In all experiments we constrain the 2-norm of the canonical directions to be unit length, hence we can compare the resulting scores. The figure above shows the covariance scores for each method on synthetic data. It's a little hard to read so let me say here that bar 1 shows the score for 1-Norm CCA, bar 2 is for sparse CCA, bar 3 is for thresholded CCA, and bar 4 is for plain-vanilla unconstrained CCA (These values are averages over about 50 trials, their standard deviations are all low). As expected all scores do no better than than unconstrained CCA. It's encouraging that sCCA (bar 2) does as well as it does, especially compared to how poorly norm-1 CCA performs, however
a quick look at the actual sparsity of sCCA shows that it is not much sparser than the unconstrained CCA directions. See the figure below.
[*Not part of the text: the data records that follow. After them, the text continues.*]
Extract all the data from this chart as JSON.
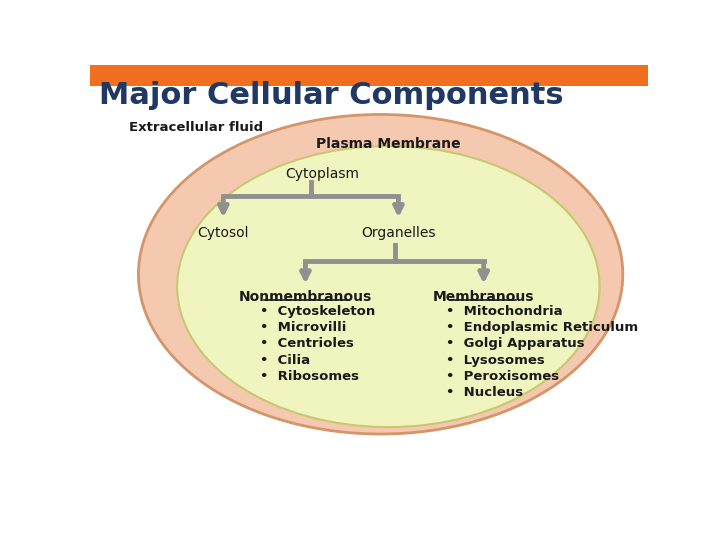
{
  "title": "Major Cellular Components",
  "title_color": "#1f3864",
  "title_fontsize": 22,
  "header_bar_color": "#f07020",
  "bg_color": "#ffffff",
  "extracellular_label": "Extracellular fluid",
  "plasma_label": "Plasma Membrane",
  "cytoplasm_label": "Cytoplasm",
  "cytosol_label": "Cytosol",
  "organelles_label": "Organelles",
  "nonmembranous_label": "Nonmembranous",
  "membranous_label": "Membranous",
  "nonmembranous_items": [
    "Cytoskeleton",
    "Microvilli",
    "Centrioles",
    "Cilia",
    "Ribosomes"
  ],
  "membranous_items": [
    "Mitochondria",
    "Endoplasmic Reticulum",
    "Golgi Apparatus",
    "Lysosomes",
    "Peroxisomes",
    "Nucleus"
  ],
  "outer_ellipse_color": "#f5c8b0",
  "outer_ellipse_edge": "#d4956a",
  "inner_ellipse_color": "#f0f5c0",
  "inner_ellipse_edge": "#c8c870",
  "arrow_color": "#909090",
  "text_color": "#1a1a1a",
  "item_fontsize": 9.5,
  "label_fontsize": 10
}
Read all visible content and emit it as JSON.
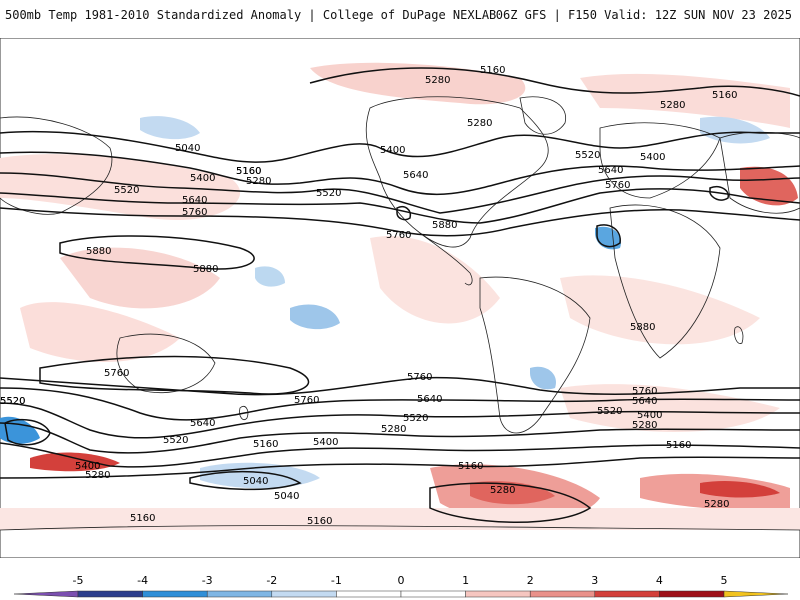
{
  "header": {
    "title": "500mb Temp 1981-2010 Standardized Anomaly | College of DuPage NEXLAB",
    "model_info": "06Z GFS | F150 Valid: 12Z SUN NOV 23 2025"
  },
  "map": {
    "contour_labels": [
      {
        "text": "5160"
      },
      {
        "text": "5280"
      },
      {
        "text": "5160"
      },
      {
        "text": "5280"
      },
      {
        "text": "5280"
      },
      {
        "text": "5040"
      },
      {
        "text": "5400"
      },
      {
        "text": "5160"
      },
      {
        "text": "5280"
      },
      {
        "text": "5400"
      },
      {
        "text": "5520"
      },
      {
        "text": "5520"
      },
      {
        "text": "5640"
      },
      {
        "text": "5640"
      },
      {
        "text": "5760"
      },
      {
        "text": "5520"
      },
      {
        "text": "5400"
      },
      {
        "text": "5640"
      },
      {
        "text": "5760"
      },
      {
        "text": "5760"
      },
      {
        "text": "5880"
      },
      {
        "text": "5880"
      },
      {
        "text": "5880"
      },
      {
        "text": "5880"
      },
      {
        "text": "5760"
      },
      {
        "text": "5760"
      },
      {
        "text": "5760"
      },
      {
        "text": "5640"
      },
      {
        "text": "5520"
      },
      {
        "text": "5640"
      },
      {
        "text": "5520"
      },
      {
        "text": "5400"
      },
      {
        "text": "5280"
      },
      {
        "text": "5640"
      },
      {
        "text": "5760"
      },
      {
        "text": "5520"
      },
      {
        "text": "5400"
      },
      {
        "text": "5280"
      },
      {
        "text": "5160"
      },
      {
        "text": "5520"
      },
      {
        "text": "5400"
      },
      {
        "text": "5280"
      },
      {
        "text": "5160"
      },
      {
        "text": "5040"
      },
      {
        "text": "5040"
      },
      {
        "text": "5160"
      },
      {
        "text": "5160"
      },
      {
        "text": "5280"
      },
      {
        "text": "5280"
      },
      {
        "text": "5160"
      },
      {
        "text": "5520"
      },
      {
        "text": "5160"
      }
    ]
  },
  "colorbar": {
    "ticks": [
      "-5",
      "-4",
      "-3",
      "-2",
      "-1",
      "0",
      "1",
      "2",
      "3",
      "4",
      "5"
    ],
    "colors": [
      "#7b4fb0",
      "#2c3e8c",
      "#2f8fd8",
      "#7fb6e4",
      "#c3daf1",
      "#ffffff",
      "#ffffff",
      "#f6c6c0",
      "#e9918a",
      "#d3403b",
      "#9e1018",
      "#f2c31e"
    ]
  }
}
Again, it looks a littel crappy, sorry, but in this figure the panels, reading them left to right, top to bottom, the first panel shows the values of one of the canonical directions for the 1-Norm CCA. Very sparse wouldn't you say? Panel 2 shows sCCA, Panel 3 shows thresholded CCA where we keep the top 10 largest entries, and Panel 4 shows the unconstrained CCA direction.
The important thing to notice is that sparse CCA really isn't that much more sparse than the unconstrained direction. This could mean that adding sparsity constraints is a bit of overkill, of course the unconstrained solution is itself pretty sparse. If I can do it quickly, I'd like to set up a test on synthetic data which isn't so sparse.
I need to go back and check out Gert's Sparse PCA paper again and see just how sparse their solutions are.
So to recap here, I'm concerned that even though Sparse CCA is scoring pretty high, it isn't doing much more than plain CCA would. If this is the case then adding the sparsity constraints is unnecessary overhead. There are a few nuances to dig into though, because my sparse CCA solution is based on solving a sparse PCA problem, which of coarse has worked well for Gert.